Though Republicans drastically underperformed their own expectations, the 2022 midterms are far from resolved. The major gains that Republicans promised never materialized, but the party still had a narrow advantage in the House. And Senate control for either party was on a knife’s edge.
Five crucial House seats were awarded on Wednesday to Republicans, including one in Wisconsin to Derrick Van Orden, a retired Navy SEAL who was at the Capitol when rioters stormed it on Jan. 6, 2021. In New York, Mike Lawler stunned Representative Sean Patrick Maloney, the chairman of House Democrats’ campaign arm, taking one of as many as five seats in deep-blue New York that could flip and go a long way toward delivering Republicans the majority.

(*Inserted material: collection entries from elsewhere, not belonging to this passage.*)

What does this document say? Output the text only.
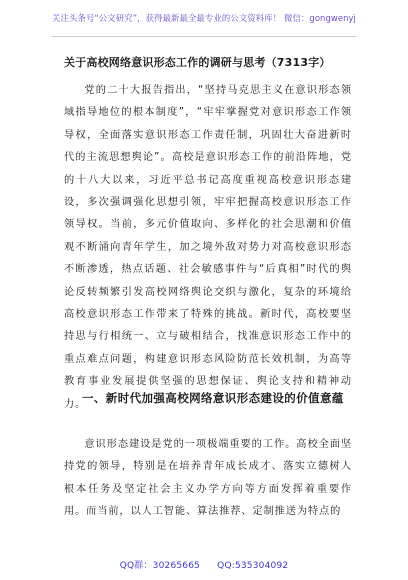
关注头条号“公文研究”，获得最新最全最专业的公文资料库！ 微信：gongwenyj
关于高校网络意识形态工作的调研与思考（7313字）

党的二十大报告指出，“坚持马克思主义在意识形态领域指导地位的根本制度”，“牢牢掌握党对意识形态工作领导权，全面落实意识形态工作责任制，巩固壮大奋进新时代的主流思想舆论”。高校是意识形态工作的前沿阵地，党的十八大以来，习近平总书记高度重视高校意识形态建设，多次强调强化思想引领，牢牢把握高校意识形态工作领导权。当前，多元价值取向、多样化的社会思潮和价值观不断涌向青年学生，加之境外敌对势力对高校意识形态不断渗透，热点话题、社会敏感事件与“后真相”时代的舆论反转频繁引发高校网络舆论交织与激化，复杂的环境给高校意识形态工作带来了特殊的挑战。新时代，高校要坚持思与行相统一、立与破相结合，找准意识形态工作中的重点难点问题，构建意识形态风险防范长效机制，为高等教育事业发展提供坚强的思想保证、舆论支持和精神动力。

一、新时代加强高校网络意识形态建设的价值意蕴

意识形态建设是党的一项极端重要的工作。高校全面坚持党的领导，特别是在培养青年成长成才、落实立德树人根本任务及坚定社会主义办学方向等方面发挥着重要作用。而当前，以人工智能、算法推荐、定制推送为特点的

QQ群：30265665 QQ:535304092
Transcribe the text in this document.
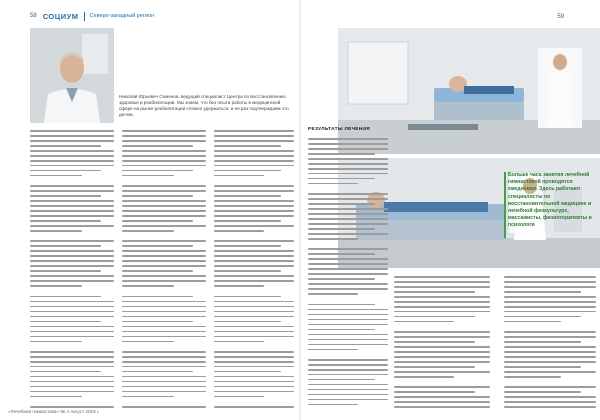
58 СОЦИУМ Северо-западный регион	59
Николай Юрьевич Семенов, ведущий специалист Центра по восстановлению здоровья и реабилитации. Мы знаем, что без опыта работы в медицинской сфере на рынке реабилитации сложно удержаться, и не раз подтверждаем это делом.
РЕЗУЛЬТАТЫ ЛЕЧЕНИЯ
Больше часа занятия лечебной гимнастикой проводятся ежедневно. Здесь работают специалисты по восстановительной медицине и лечебной физкультуре, массажисты, физиотерапевты и психологи
«Лечебная гимнастика» № 4 Август 2018 г.
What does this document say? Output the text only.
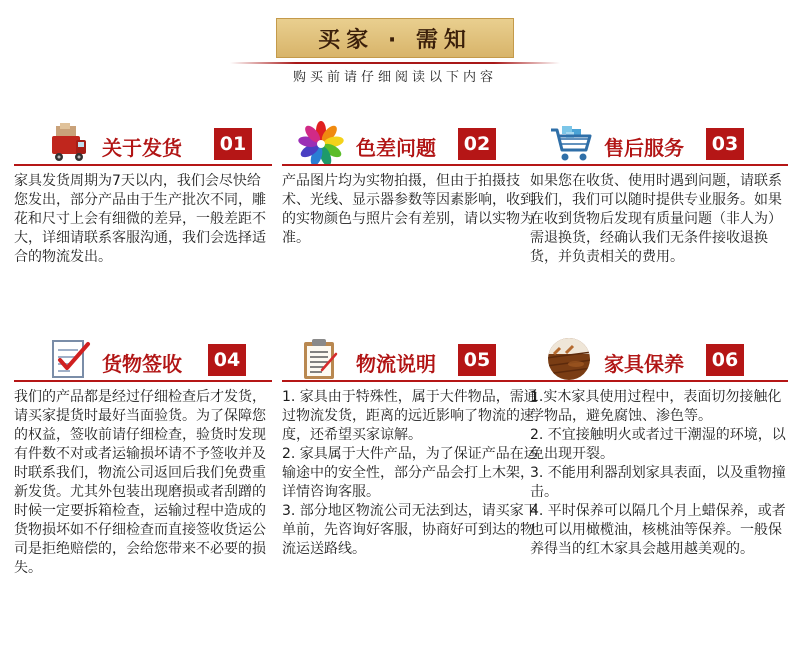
买家 · 需知
购买前请仔细阅读以下内容
关于发货	01

家具发货周期为7天以内，我们会尽快给您发出，部分产品由于生产批次不同，雕花和尺寸上会有细微的差异，一般差距不大，详细请联系客服沟通，我们会选择适合的物流发出。

色差问题	02

产品图片均为实物拍摄，但由于拍摄技术、光线、显示器参数等因素影响，收到的实物颜色与照片会有差别，请以实物为准。

售后服务	03

如果您在收货、使用时遇到问题，请联系我们，我们可以随时提供专业服务。如果在收到货物后发现有质量问题（非人为）需退换货，经确认我们无条件接收退换货，并负责相关的费用。

货物签收	04

我们的产品都是经过仔细检查后才发货，请买家提货时最好当面验货。为了保障您的权益，签收前请仔细检查，验货时发现有件数不对或者运输损坏请不予签收并及时联系我们，物流公司返回后我们免费重新发货。尤其外包装出现磨损或者刮蹭的时候一定要拆箱检查，运输过程中造成的货物损坏如不仔细检查而直接签收货运公司是拒绝赔偿的，会给您带来不必要的损失。

物流说明	05

1. 家具由于特殊性，属于大件物品，需通过物流发货，距离的远近影响了物流的速度，还希望买家谅解。

2. 家具属于大件产品，为了保证产品在运输途中的安全性，部分产品会打上木架，详情咨询客服。

3. 部分地区物流公司无法到达，请买家下单前，先咨询好客服，协商好可到达的物流运送路线。

家具保养	06

1.实木家具使用过程中，表面切勿接触化学物品，避免腐蚀、渗色等。

2. 不宜接触明火或者过干潮湿的环境，以免出现开裂。

3. 不能用利器刮划家具表面，以及重物撞击。

4. 平时保养可以隔几个月上蜡保养，或者也可以用橄榄油，核桃油等保养。一般保养得当的红木家具会越用越美观的。
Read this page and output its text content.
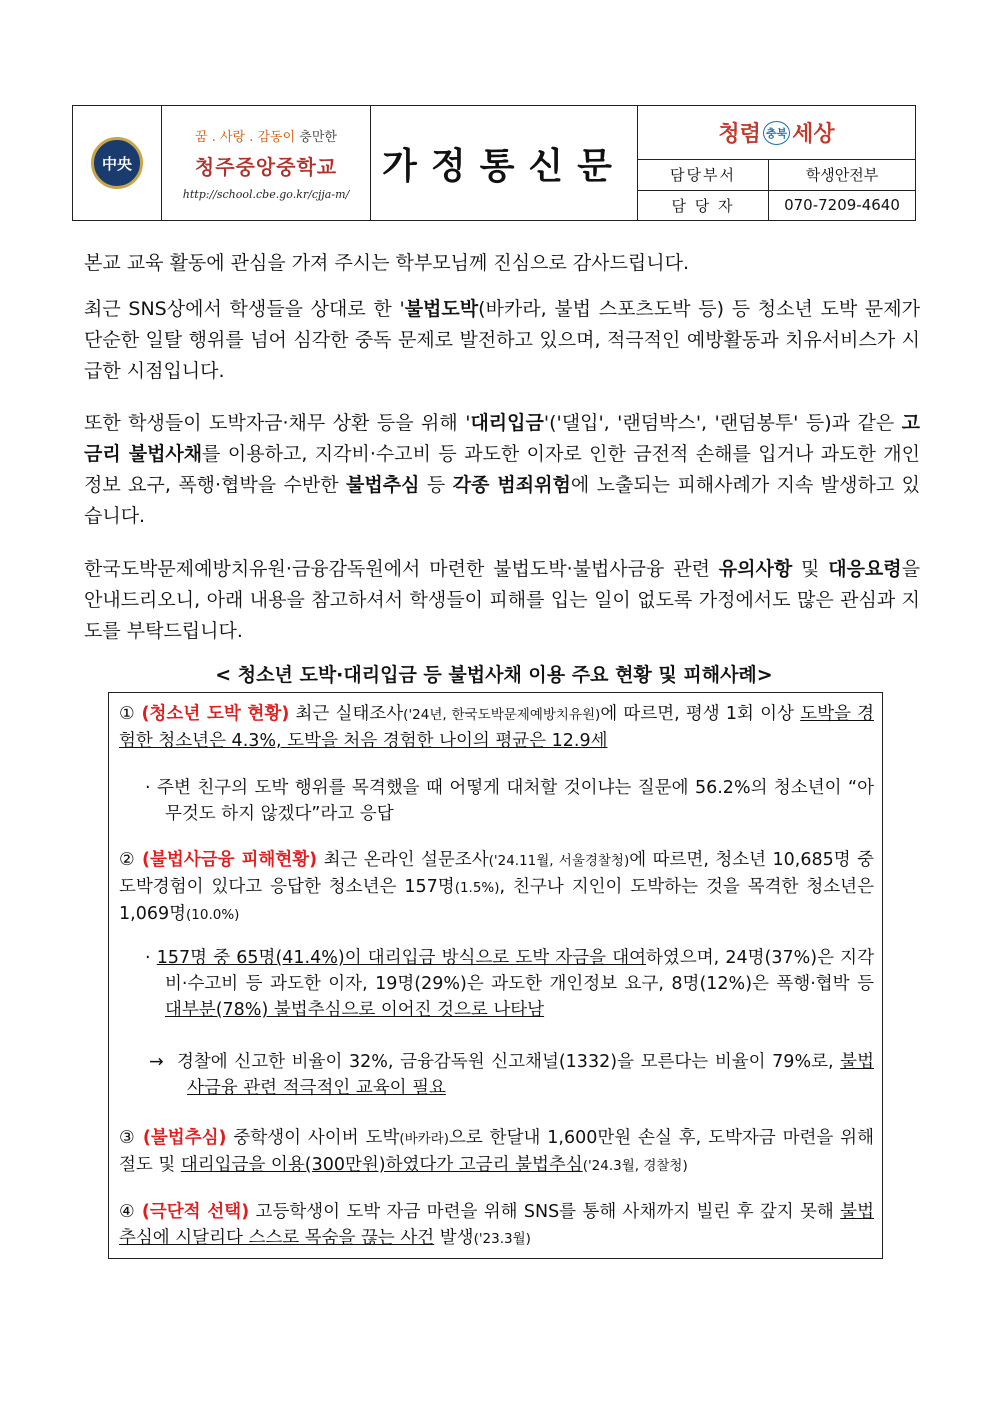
中央
꿈 . 사랑 . 감동이 충만한
청주중앙중학교
http://school.cbe.go.kr/cjja-m/
가정통신문
청렴 충북 세상
담당부서	학생안전부
담 당 자	070-7209-4640
본교 교육 활동에 관심을 가져 주시는 학부모님께 진심으로 감사드립니다.
최근 SNS상에서 학생들을 상대로 한 '불법도박(바카라, 불법 스포츠도박 등) 등 청소년 도박 문제가 단순한 일탈 행위를 넘어 심각한 중독 문제로 발전하고 있으며, 적극적인 예방활동과 치유서비스가 시급한 시점입니다.
또한 학생들이 도박자금·채무 상환 등을 위해 '대리입금'('댈입', '랜덤박스', '랜덤봉투' 등)과 같은 고금리 불법사채를 이용하고, 지각비·수고비 등 과도한 이자로 인한 금전적 손해를 입거나 과도한 개인정보 요구, 폭행·협박을 수반한 불법추심 등 각종 범죄위험에 노출되는 피해사례가 지속 발생하고 있습니다.
한국도박문제예방치유원·금융감독원에서 마련한 불법도박·불법사금융 관련 유의사항 및 대응요령을 안내드리오니, 아래 내용을 참고하셔서 학생들이 피해를 입는 일이 없도록 가정에서도 많은 관심과 지도를 부탁드립니다.
< 청소년 도박·대리입금 등 불법사채 이용 주요 현황 및 피해사례>
① (청소년 도박 현황) 최근 실태조사('24년, 한국도박문제예방치유원)에 따르면, 평생 1회 이상 도박을 경험한 청소년은 4.3%, 도박을 처음 경험한 나이의 평균은 12.9세
· 주변 친구의 도박 행위를 목격했을 때 어떻게 대처할 것이냐는 질문에 56.2%의 청소년이 “아무것도 하지 않겠다”라고 응답
② (불법사금융 피해현황) 최근 온라인 설문조사('24.11월, 서울경찰청)에 따르면, 청소년 10,685명 중 도박경험이 있다고 응답한 청소년은 157명(1.5%), 친구나 지인이 도박하는 것을 목격한 청소년은 1,069명(10.0%)
· 157명 중 65명(41.4%)이 대리입금 방식으로 도박 자금을 대여하였으며, 24명(37%)은 지각비·수고비 등 과도한 이자, 19명(29%)은 과도한 개인정보 요구, 8명(12%)은 폭행·협박 등 대부분(78%) 불법추심으로 이어진 것으로 나타남
→ 경찰에 신고한 비율이 32%, 금융감독원 신고채널(1332)을 모른다는 비율이 79%로, 불법사금융 관련 적극적인 교육이 필요
③ (불법추심) 중학생이 사이버 도박(바카라)으로 한달내 1,600만원 손실 후, 도박자금 마련을 위해 절도 및 대리입금을 이용(300만원)하였다가 고금리 불법추심('24.3월, 경찰청)
④ (극단적 선택) 고등학생이 도박 자금 마련을 위해 SNS를 통해 사채까지 빌린 후 갚지 못해 불법추심에 시달리다 스스로 목숨을 끊는 사건 발생('23.3월)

In the Senate, a seesaw contest between Senator Ron Johnson, Republican of Wisconsin, and his Democratic challenger, Lt. Gov. Mandela Barnes, was officially called for Mr. Johnson on Wednesday morning. And Senator Raphael Warnock’s bid to stave off his Republican rival in Georgia, the former football star Herschel Walker, officially went to a Dec. 6 runoff. Two endangered Democrats, Senators Mark Kelly of Arizona and Catherine Cortez Masto of Nevada, were still watching returns come in. If both prevail, Democrats will hold on to Senate control; if only one does, the Georgia runoff will determine the balance of power.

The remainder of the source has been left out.